Ceci a nécessité trois étapes. Tout d’abord, il a fallu établir une intrication quantique entre Alice et Charlie, comme expliqué ci-dessus. Puis, il a fallu créer le qubit à téléporter. Vient enfin l’étape de la téléportation de Charlie à Alice : les chercheurs ont effectué une mesure conjointe du qubit de Charlie (l’expéditeur) et de sa moitié de l’état intriqué (Alice ayant l’autre moitié). Cette mesure a provoqué la téléportation de l’état quantique du qubit, soit la disparition de l’information du côté de Charlie et son apparition immédiate du côté d’Alice (le récepteur).
Une procédure à haute fidélité
À noter que l’état quantique est apparu sous forme chiffrée au niveau d’Alice : la clé de chiffrement est déterminée par le résultat de la mesure de Charlie. Charlie envoie donc le résultat de la mesure à Alice, après quoi Alice peut déchiffrer le qubit. Ceci fait, l’information quantique peut être utilisée. Les chercheurs rapportent qu’Alice a pu récupérer l’état quantique avec une fidélité de 71%. L’expérience est résumée dans cette vidéo proposée par QuTech :
Pour réussir cette téléportation, les chercheurs ont amélioré leur dispositif expérimental sur plusieurs points, à commencer par le système de détection. Auparavant, les signaux indiquant l’intrication provenaient des mêmes photodétecteurs que ceux qui détectaient les photons utilisés pour cette intrication — ce qui pouvait conduire à de faux signaux. Cette fois-ci, l’équipe a mis en place un chemin de détection supplémentaire pour écarter ces faux signaux d’annonce. Ils ont également amélioré la procédure de lecture des qubits, et mis en place une protection active des qubits de mémoire pendant la génération de l’enchevêtrement.
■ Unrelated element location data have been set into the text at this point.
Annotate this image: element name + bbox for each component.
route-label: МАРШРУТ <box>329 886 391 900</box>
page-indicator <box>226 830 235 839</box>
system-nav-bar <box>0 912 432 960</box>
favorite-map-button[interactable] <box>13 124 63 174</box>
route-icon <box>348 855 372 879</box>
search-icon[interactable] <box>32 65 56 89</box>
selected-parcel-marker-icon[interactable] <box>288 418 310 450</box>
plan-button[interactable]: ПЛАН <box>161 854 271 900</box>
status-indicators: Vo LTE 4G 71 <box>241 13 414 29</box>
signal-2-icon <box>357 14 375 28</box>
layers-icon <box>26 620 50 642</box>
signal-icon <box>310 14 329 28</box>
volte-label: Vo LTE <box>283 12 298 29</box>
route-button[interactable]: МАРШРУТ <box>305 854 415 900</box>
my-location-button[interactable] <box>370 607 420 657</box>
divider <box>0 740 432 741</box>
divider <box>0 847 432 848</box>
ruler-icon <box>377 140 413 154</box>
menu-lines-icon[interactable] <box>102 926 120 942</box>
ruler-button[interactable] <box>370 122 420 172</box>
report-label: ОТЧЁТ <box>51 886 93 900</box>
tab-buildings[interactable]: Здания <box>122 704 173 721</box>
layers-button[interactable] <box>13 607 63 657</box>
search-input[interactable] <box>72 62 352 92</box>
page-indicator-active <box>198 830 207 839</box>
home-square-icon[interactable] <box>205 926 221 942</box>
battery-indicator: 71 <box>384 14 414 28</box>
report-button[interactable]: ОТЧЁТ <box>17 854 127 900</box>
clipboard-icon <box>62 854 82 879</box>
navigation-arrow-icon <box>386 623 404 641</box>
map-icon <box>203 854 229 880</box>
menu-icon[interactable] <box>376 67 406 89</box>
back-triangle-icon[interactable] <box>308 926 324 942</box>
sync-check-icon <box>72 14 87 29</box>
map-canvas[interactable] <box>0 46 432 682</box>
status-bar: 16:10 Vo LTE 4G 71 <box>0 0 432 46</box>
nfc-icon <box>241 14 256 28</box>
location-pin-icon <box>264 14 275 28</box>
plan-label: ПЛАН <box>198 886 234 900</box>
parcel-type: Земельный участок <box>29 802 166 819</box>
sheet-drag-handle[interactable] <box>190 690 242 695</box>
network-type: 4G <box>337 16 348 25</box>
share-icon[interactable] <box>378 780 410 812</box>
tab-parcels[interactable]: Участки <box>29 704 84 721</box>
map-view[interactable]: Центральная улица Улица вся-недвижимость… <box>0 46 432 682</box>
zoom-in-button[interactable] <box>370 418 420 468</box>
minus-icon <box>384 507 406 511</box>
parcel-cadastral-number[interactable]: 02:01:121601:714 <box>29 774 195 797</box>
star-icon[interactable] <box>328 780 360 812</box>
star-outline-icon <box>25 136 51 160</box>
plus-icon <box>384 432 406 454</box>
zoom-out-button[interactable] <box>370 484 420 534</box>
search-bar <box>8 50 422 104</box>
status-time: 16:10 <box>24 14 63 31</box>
L’équipe prévoit à présent d’augmenter le nombre de qubits de mémoire, afin d’exécuter des protocoles plus complexes, rapporte Physics World. Il est également prévu de faire fonctionner le système en dehors du laboratoire, notamment via les fibres optiques du réseau réel.
Les recherches ultérieures viseront quant à elles à inverser les étapes 1 et 2 du protocole de téléportation, ce qui signifie que l’équipe va tenter de créer d’abord le qubit à téléporter avant de préparer le téléporteur à effectuer la téléportation. Ceci s’avère particulièrement difficile, car l’information quantique à téléporter devra être stockée pendant que l’intrication est faite. Cette approche présente néanmoins un avantage considérable, car dans ce cas, la téléportation peut être effectuée entièrement « à la demande », expliquent les chercheurs.